I recently helped my daughter offer three percent below asking price for real estate. Since the sellers had multiple offers, we ended up paying two percent above asking price.

The price we paid was more in line with prices which had been paid for similar properties recently. The local market showed a compound annual growth rate in prices of between 13 and 21 percent for the last five years.

I struggled during the negotiation to find a basis for deciding what the "value" of the property was. Now that the property is in escrow, anyone else will have reason to believe that it is worth exactly what we paid.

Because you are looking at a more unique "property" it is harder to find "comparable" properties with which to compare.

Is there anyone beside yourself in the running for this opportunity or are you the only conceivable buyer? If there was another buyer, what value would that buyer put on the deal? Would he have any reason to value it differently than you do? Would he have any reason to value it the way the "sellers" wish to value it?

Similarly, are there any other "sellers"? Is there another partnership into which you could buy? Would you value such a deal any differently than you are valuing this one? In this alternative partnership, are there any justifications for using the valuation method that you have otherwise found unacceptable?

Of either you or the "sellers", which has the most lattitude in concluding the deal? If you are younger, then you might conceivably wait until another opportunity arrives. If the "sellers" are older, they may not have any latitude. Perhaps they must sell now.

How far apart are the two valuations? Is it possible to identify a mutually acceptable mediator to consider the two methods and to voice a persuasive opinion regarding them?

Your concern makes it appear that the two valuations are quite far apart. Is it at all possible that there are issues that appear to be understood but which might explain the size of the difference? Are there ways to restructure the deal so that the issues which cause the valuation difference can be separately handled or deferred until later? Sometimes the tail can be wagging the dog.

Is there any way to "test drive" the deal? Can you purchase an option on the deal at their price and defer the decision until their argument might be more convincing? Can you "test drive" for eighteen months at your price, with a full refund if not happy, or a payment due of the difference if you are happy.

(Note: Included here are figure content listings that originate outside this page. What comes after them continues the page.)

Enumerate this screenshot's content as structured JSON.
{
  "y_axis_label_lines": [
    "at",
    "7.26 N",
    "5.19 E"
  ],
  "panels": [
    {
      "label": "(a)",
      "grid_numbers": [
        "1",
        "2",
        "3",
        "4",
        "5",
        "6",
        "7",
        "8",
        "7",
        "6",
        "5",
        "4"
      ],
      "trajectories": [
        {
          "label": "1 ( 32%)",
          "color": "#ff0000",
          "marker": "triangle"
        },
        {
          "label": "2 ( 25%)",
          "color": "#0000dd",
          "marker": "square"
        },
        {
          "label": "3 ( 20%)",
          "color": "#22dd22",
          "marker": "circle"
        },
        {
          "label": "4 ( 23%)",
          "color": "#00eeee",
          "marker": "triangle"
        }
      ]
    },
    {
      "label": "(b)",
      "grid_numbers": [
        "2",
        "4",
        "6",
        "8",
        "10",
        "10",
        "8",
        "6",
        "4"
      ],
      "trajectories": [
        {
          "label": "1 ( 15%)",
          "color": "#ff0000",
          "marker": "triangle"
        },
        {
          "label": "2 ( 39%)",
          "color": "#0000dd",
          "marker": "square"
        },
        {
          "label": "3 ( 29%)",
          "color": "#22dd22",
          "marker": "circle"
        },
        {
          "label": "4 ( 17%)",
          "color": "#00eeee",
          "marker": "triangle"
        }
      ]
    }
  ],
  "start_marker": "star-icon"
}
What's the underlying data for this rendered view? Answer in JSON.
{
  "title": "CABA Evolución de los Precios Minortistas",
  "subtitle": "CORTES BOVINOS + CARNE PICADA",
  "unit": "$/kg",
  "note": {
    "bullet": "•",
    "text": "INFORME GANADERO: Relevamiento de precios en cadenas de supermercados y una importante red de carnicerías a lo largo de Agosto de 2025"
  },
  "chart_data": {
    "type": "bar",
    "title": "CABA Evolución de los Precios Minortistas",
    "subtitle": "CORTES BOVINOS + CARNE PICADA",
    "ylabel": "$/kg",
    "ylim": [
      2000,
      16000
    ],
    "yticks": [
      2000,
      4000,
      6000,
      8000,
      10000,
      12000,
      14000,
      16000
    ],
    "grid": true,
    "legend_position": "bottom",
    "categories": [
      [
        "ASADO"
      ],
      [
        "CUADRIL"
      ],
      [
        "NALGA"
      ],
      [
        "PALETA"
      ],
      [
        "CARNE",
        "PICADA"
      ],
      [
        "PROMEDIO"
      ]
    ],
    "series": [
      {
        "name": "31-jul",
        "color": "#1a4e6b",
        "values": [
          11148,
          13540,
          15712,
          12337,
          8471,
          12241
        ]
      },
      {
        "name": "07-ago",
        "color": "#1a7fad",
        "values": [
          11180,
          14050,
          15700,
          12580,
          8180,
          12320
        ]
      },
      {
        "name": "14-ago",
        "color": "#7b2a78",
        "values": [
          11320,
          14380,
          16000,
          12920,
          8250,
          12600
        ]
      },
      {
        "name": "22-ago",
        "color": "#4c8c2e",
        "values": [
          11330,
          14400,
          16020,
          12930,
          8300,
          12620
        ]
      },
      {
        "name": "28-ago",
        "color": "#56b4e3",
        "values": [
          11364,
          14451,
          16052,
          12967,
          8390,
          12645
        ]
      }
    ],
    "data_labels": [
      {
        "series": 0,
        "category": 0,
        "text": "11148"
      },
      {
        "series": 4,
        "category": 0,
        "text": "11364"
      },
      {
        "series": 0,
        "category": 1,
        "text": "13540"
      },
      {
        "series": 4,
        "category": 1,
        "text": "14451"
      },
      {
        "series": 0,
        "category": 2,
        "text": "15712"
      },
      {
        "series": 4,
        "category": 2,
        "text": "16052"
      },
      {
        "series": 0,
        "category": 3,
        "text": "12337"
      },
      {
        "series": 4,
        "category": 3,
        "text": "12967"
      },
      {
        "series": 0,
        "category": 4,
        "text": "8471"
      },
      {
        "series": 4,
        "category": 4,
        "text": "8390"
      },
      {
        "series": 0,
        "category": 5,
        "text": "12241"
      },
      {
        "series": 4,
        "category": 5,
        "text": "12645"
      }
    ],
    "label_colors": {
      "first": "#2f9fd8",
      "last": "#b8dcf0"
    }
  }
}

You mentioned that 5% of some past fees have been retained by customers and that this adds up to an appreciable amount. Perhaps some third-party speculator would buy these future payments at a discounted price now, increasing the likelihood that the partnership collects. Perhaps the "sellers" can separate out some of the retained payments in order to decrease the impact on your decision. The ability to collect these funds would then be of less concern in your valuation.